The Mars Trilogy (Red Mars, Green Mars, Blue Mars) by Kim Stanley Robinson

  

These novels absolutely blew me away. They focus on the human colonization of Mars and terraforming to make it habitable. Sound vague, grandiose, and boring? Think again. The books are so focused on a select group of characters that you get engrossed in the way they think, and intrigued by their motives. The story spans about 200 years and yet has the same characters throughout (they discovered a longevity treatment.) The main characters are the "First Hundred," or the first hundred settlers sent to Mars--all scientists or extremely skilled architects, mechanics, etc. The intricate politics and careful attention to details that develop were just mindblowing--perhaps because the thoughts the characters were having were often thoughts that I had found myself recently thinking. Perhaps because you would read an assertion, think about it, and say "yeah, why doesn't the world work like that?"

Like most hard science fiction--that is scifi which is based around concrete scientific principles--this series can wander off into its own world of equations, theories, and the like. However, the stories are told from a third-person limited, free indirect discourse sort of way which essentially tells different pieces from the point of view of various characters. So when things go off into technical-land, it's usually because you're in a particular brain.

I just can't explain to you how much I love these books. The characters are all well developed and incredibly real.

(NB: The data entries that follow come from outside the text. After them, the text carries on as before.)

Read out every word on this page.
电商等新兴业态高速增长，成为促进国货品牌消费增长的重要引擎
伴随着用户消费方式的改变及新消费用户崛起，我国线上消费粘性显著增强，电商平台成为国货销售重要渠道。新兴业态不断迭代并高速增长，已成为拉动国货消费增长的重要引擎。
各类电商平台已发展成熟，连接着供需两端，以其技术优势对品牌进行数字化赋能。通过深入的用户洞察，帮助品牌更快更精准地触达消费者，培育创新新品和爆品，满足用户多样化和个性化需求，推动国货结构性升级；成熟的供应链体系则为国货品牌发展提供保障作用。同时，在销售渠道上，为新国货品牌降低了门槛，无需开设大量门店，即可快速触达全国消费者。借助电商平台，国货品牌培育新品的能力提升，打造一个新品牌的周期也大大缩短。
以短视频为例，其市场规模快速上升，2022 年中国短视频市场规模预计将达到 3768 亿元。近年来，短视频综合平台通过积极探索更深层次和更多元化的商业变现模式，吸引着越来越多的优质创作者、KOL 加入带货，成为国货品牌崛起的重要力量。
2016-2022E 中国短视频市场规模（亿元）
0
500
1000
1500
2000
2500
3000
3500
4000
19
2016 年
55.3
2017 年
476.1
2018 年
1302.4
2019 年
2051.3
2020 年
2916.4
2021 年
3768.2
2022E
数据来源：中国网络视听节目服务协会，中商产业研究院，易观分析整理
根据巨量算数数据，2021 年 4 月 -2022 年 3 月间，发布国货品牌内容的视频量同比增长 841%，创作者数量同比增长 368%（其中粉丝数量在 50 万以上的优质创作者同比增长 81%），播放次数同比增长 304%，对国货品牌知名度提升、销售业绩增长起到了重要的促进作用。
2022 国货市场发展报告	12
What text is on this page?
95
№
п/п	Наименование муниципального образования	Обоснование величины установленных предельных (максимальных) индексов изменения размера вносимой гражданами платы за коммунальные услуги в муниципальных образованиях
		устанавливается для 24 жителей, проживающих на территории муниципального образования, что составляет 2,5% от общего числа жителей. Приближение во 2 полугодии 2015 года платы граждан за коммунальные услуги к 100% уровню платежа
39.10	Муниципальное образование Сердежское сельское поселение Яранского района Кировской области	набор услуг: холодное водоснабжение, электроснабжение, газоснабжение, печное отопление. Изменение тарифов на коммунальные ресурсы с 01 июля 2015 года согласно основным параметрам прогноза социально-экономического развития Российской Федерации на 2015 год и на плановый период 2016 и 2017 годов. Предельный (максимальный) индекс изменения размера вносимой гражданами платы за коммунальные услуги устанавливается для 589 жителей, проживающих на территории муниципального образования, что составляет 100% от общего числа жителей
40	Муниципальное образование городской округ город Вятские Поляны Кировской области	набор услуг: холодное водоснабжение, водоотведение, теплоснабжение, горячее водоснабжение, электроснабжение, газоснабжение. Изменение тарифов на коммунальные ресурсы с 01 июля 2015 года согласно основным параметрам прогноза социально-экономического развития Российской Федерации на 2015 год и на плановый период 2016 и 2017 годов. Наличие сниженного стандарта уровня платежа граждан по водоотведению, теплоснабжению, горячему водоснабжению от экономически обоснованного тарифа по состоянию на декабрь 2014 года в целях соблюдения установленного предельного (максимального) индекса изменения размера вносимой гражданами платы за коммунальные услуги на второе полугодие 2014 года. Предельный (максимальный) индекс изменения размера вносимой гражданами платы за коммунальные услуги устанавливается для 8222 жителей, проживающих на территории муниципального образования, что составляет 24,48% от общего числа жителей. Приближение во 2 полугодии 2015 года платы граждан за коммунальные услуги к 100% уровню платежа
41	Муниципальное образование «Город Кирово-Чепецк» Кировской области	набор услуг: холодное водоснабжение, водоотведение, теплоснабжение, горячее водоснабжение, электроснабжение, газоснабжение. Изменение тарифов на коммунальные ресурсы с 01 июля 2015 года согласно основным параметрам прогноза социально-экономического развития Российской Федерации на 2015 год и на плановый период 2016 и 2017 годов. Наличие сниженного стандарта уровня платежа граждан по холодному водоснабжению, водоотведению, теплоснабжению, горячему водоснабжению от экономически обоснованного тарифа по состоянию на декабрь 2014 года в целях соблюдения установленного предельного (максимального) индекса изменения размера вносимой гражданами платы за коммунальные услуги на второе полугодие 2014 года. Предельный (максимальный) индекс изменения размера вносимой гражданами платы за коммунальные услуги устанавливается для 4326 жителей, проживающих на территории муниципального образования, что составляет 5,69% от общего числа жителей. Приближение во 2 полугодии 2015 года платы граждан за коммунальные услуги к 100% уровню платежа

They are so well fleshed out that I felt every position that they personally held was being backed by a separate entity rather than just the one author. And if you didn't like any given character, it was because you had some other opinion of them--and how some of my opinions changed over the three books! One of my most hated in the first book became one of my favorites by the last. The world is so vibrant and everyone who peoples it so engaging that I literally was reading these books whenever I had a snatch of free time. And when I finally did put them down to go to class or do homework I had to stop for a minute and think "Wait... I'm not on Mars. Nobody has even been to Mars. Where am I again?"